"One week ago our gaze was on the mystery of the Trinity; today we are invited to fix our gaze on the holy Host: and thus on God, the same Love. This is the beauty of true Christianity: The Creator and Lord of all things was made a grain of wheat in order to be sown on our earth, in the furrows of our history. He was made bread to be broken, shared, eaten; he was made our food to give us live, his own divine life.”
Pope Benedict also pointed to the fact that Jesus was, “Born in Bethlehem, which in Hebrew means ‘house of bread’.” From these origins, Jesus’ desire to feed his followers became even more explicit in his preaching. He revealed to the people that “the Father had sent him into the world as the ‘living bread descended from heaven,’ as the ‘bread of life’.”
The Holy Father elaborated on this feast of the Eucharist, calling it "a wonderful gift of Christ, who at the Last Supper wanted to leave us with this memorial of Easter, the sacrament of his Body and Blood, a token of his immense love for us."
The Eucharist, he said, is "the school of charity and solidarity. He who eats of the bread of Christ cannot remain indifferent before those, who also in our day, are deprived of their daily bread."

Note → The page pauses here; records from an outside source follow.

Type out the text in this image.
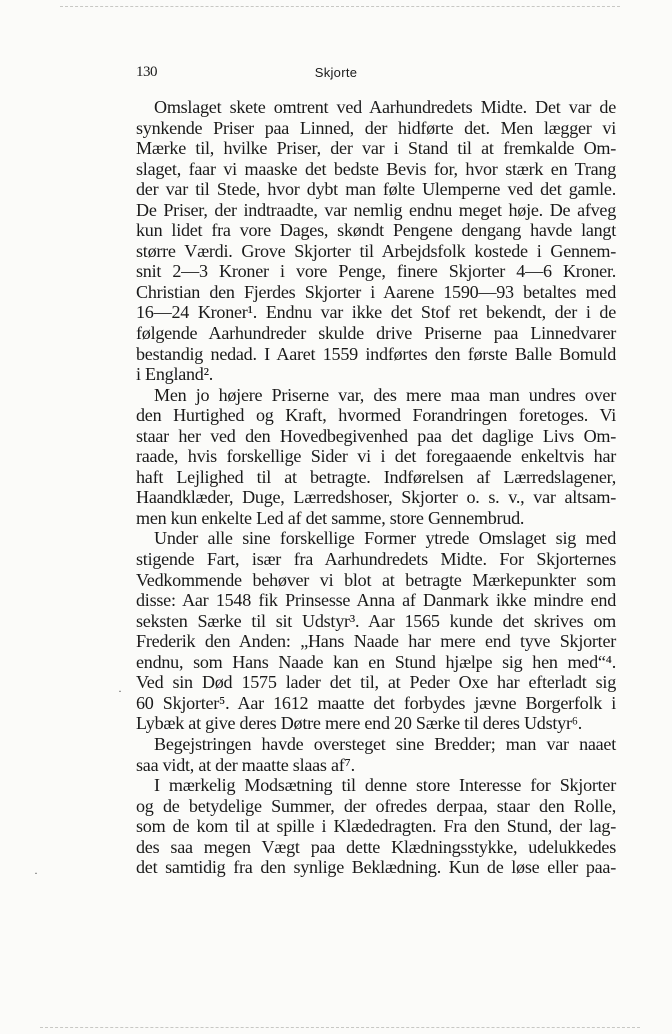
130	Skjorte
Omslaget skete omtrent ved Aarhundredets Midte. Det var de
synkende Priser paa Linned, der hidførte det. Men lægger vi
Mærke til, hvilke Priser, der var i Stand til at fremkalde Om-
slaget, faar vi maaske det bedste Bevis for, hvor stærk en Trang
der var til Stede, hvor dybt man følte Ulemperne ved det gamle.
De Priser, der indtraadte, var nemlig endnu meget høje. De afveg
kun lidet fra vore Dages, skøndt Pengene dengang havde langt
større Værdi. Grove Skjorter til Arbejdsfolk kostede i Gennem-
snit 2—3 Kroner i vore Penge, finere Skjorter 4—6 Kroner.
Christian den Fjerdes Skjorter i Aarene 1590—93 betaltes med
16—24 Kroner¹. Endnu var ikke det Stof ret bekendt, der i de
følgende Aarhundreder skulde drive Priserne paa Linnedvarer
bestandig nedad. I Aaret 1559 indførtes den første Balle Bomuld
i England².
Men jo højere Priserne var, des mere maa man undres over
den Hurtighed og Kraft, hvormed Forandringen foretoges. Vi
staar her ved den Hovedbegivenhed paa det daglige Livs Om-
raade, hvis forskellige Sider vi i det foregaaende enkeltvis har
haft Lejlighed til at betragte. Indførelsen af Lærredslagener,
Haandklæder, Duge, Lærredshoser, Skjorter o. s. v., var altsam-
men kun enkelte Led af det samme, store Gennembrud.
Under alle sine forskellige Former ytrede Omslaget sig med
stigende Fart, især fra Aarhundredets Midte. For Skjorternes
Vedkommende behøver vi blot at betragte Mærkepunkter som
disse: Aar 1548 fik Prinsesse Anna af Danmark ikke mindre end
seksten Særke til sit Udstyr³. Aar 1565 kunde det skrives om
Frederik den Anden: „Hans Naade har mere end tyve Skjorter
endnu, som Hans Naade kan en Stund hjælpe sig hen med“⁴.
Ved sin Død 1575 lader det til, at Peder Oxe har efterladt sig
60 Skjorter⁵. Aar 1612 maatte det forbydes jævne Borgerfolk i
Lybæk at give deres Døtre mere end 20 Særke til deres Udstyr⁶.
Begejstringen havde oversteget sine Bredder; man var naaet
saa vidt, at der maatte slaas af⁷.
I mærkelig Modsætning til denne store Interesse for Skjorter
og de betydelige Summer, der ofredes derpaa, staar den Rolle,
som de kom til at spille i Klædedragten. Fra den Stund, der lag-
des saa megen Vægt paa dette Klædningsstykke, udelukkedes
det samtidig fra den synlige Beklædning. Kun de løse eller paa-
·
·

Addressing the problem of rising food costs and poor distribution, he said, "Many parents can hardly procure enough food for themselves and their children. It is a growing problem that the international community is making great efforts to resolve. The Church not only prays ‘give us this day our daily bread,’ but the example of the Lord who in so many ways ‘multiplies five loaves and two fish’ with countless initiatives to promote humanity and sharing, so that no one is lacking in what is necessary to live."
The Holy Father added that Christians are called to be attentive in concrete ways to the many who go without food.
"Dear brothers and sisters, let this feast of Corpus Domini be an occasion to grow in the in this concrete attention to our brothers, especially the poor."
"We obtain this grace from the Virgin Mary, from whom the Son of God took flesh and blood, as we repeat in a celebrated Eucharistic hymn, set to music by the one of the greatest composers, Ave verum corpus natum de Maria Virgine… Mary, who brought forth from her womb Jesus, who was the ‘tabernacle’ of living, imparts to us her own faith in the holy mystery of the Body and Blood of her divine Son, since he is truly the center of our lives."
At the end of his address, the Pope invited all those present to join him in Rosary in St. Peters Square next Saturday evening.